Question

A mass 'm' placed on a frictionless horizontal table and attached to a string passing through a small hole in the surface. Initially, the mass moves in a circle of radius $r_0$ with a speed $v_0$ and the free end of the string, is held by a person. The person pulls on the string slowly to decrease the radius of the circle to 'r'. Find the tension in the string when the mass moves along the circle?
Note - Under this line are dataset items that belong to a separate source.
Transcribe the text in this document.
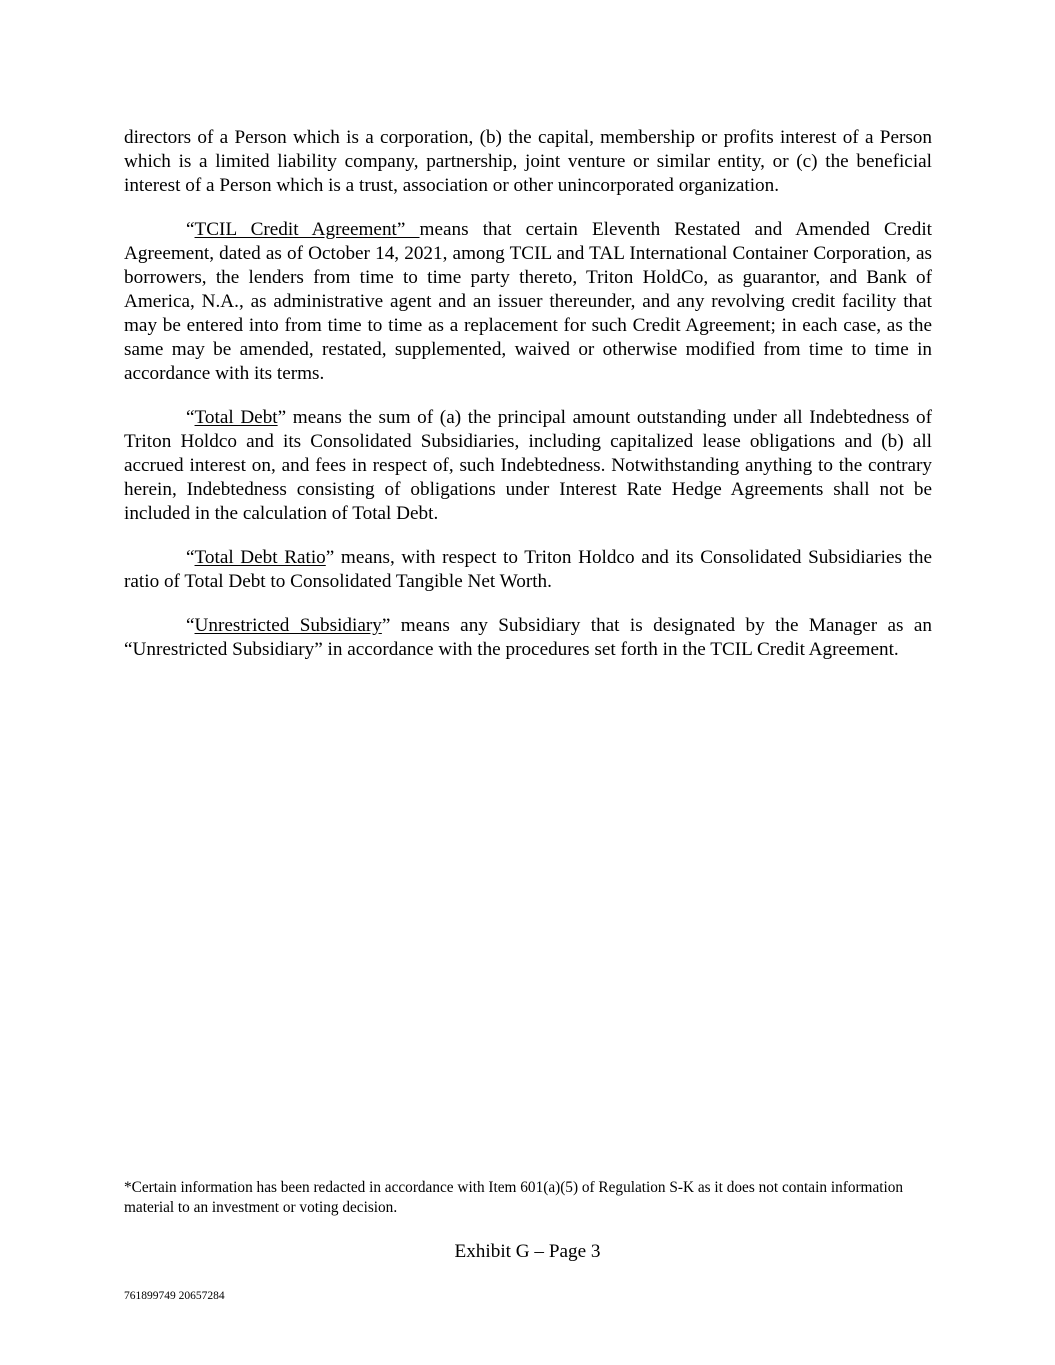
directors of a Person which is a corporation, (b) the capital, membership or profits interest of a Person which is a limited liability company, partnership, joint venture or similar entity, or (c) the beneficial interest of a Person which is a trust, association or other unincorporated organization.

“TCIL Credit Agreement” means that certain Eleventh Restated and Amended Credit Agreement, dated as of October 14, 2021, among TCIL and TAL International Container Corporation, as borrowers, the lenders from time to time party thereto, Triton HoldCo, as guarantor, and Bank of America, N.A., as administrative agent and an issuer thereunder, and any revolving credit facility that may be entered into from time to time as a replacement for such Credit Agreement; in each case, as the same may be amended, restated, supplemented, waived or otherwise modified from time to time in accordance with its terms.

“Total Debt” means the sum of (a) the principal amount outstanding under all Indebtedness of Triton Holdco and its Consolidated Subsidiaries, including capitalized lease obligations and (b) all accrued interest on, and fees in respect of, such Indebtedness. Notwithstanding anything to the contrary herein, Indebtedness consisting of obligations under Interest Rate Hedge Agreements shall not be included in the calculation of Total Debt.

“Total Debt Ratio” means, with respect to Triton Holdco and its Consolidated Subsidiaries the ratio of Total Debt to Consolidated Tangible Net Worth.

“Unrestricted Subsidiary” means any Subsidiary that is designated by the Manager as an “Unrestricted Subsidiary” in accordance with the procedures set forth in the TCIL Credit Agreement.

*Certain information has been redacted in accordance with Item 601(a)(5) of Regulation S-K as it does not contain information material to an investment or voting decision.
Exhibit G – Page 3
761899749 20657284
• A. $\frac{m{r}_0^2{v}_0^2}{r^2}$
• B. $\frac{m{r}_0^2{v}_0^2}{r^3}$
• C. $\frac{2m{r}_0^2{v}_0^2}{r^3}$
• D. $\frac{m{r}_0^2{v}_0^2}{2r^3}$

Answer 1

The correct option is B

$\frac{m{r}_0^2{v}_0^2}{r^3}$

The torque acting on the mass m about the vertical axis through the hole is zero. The angular momentum about the axis, therefore, remains constant. If the speed of the mass is v when it moves in the circle of radius r, we have

$m{v}_0{r}_0=mvr$

or, $v=\frac{r_0}{r}{v}_0$ ...(i)

The tension $T=\frac{m{v}^2}{r}=\frac{m{r}_0^2{v}_0^2}{r^3}$.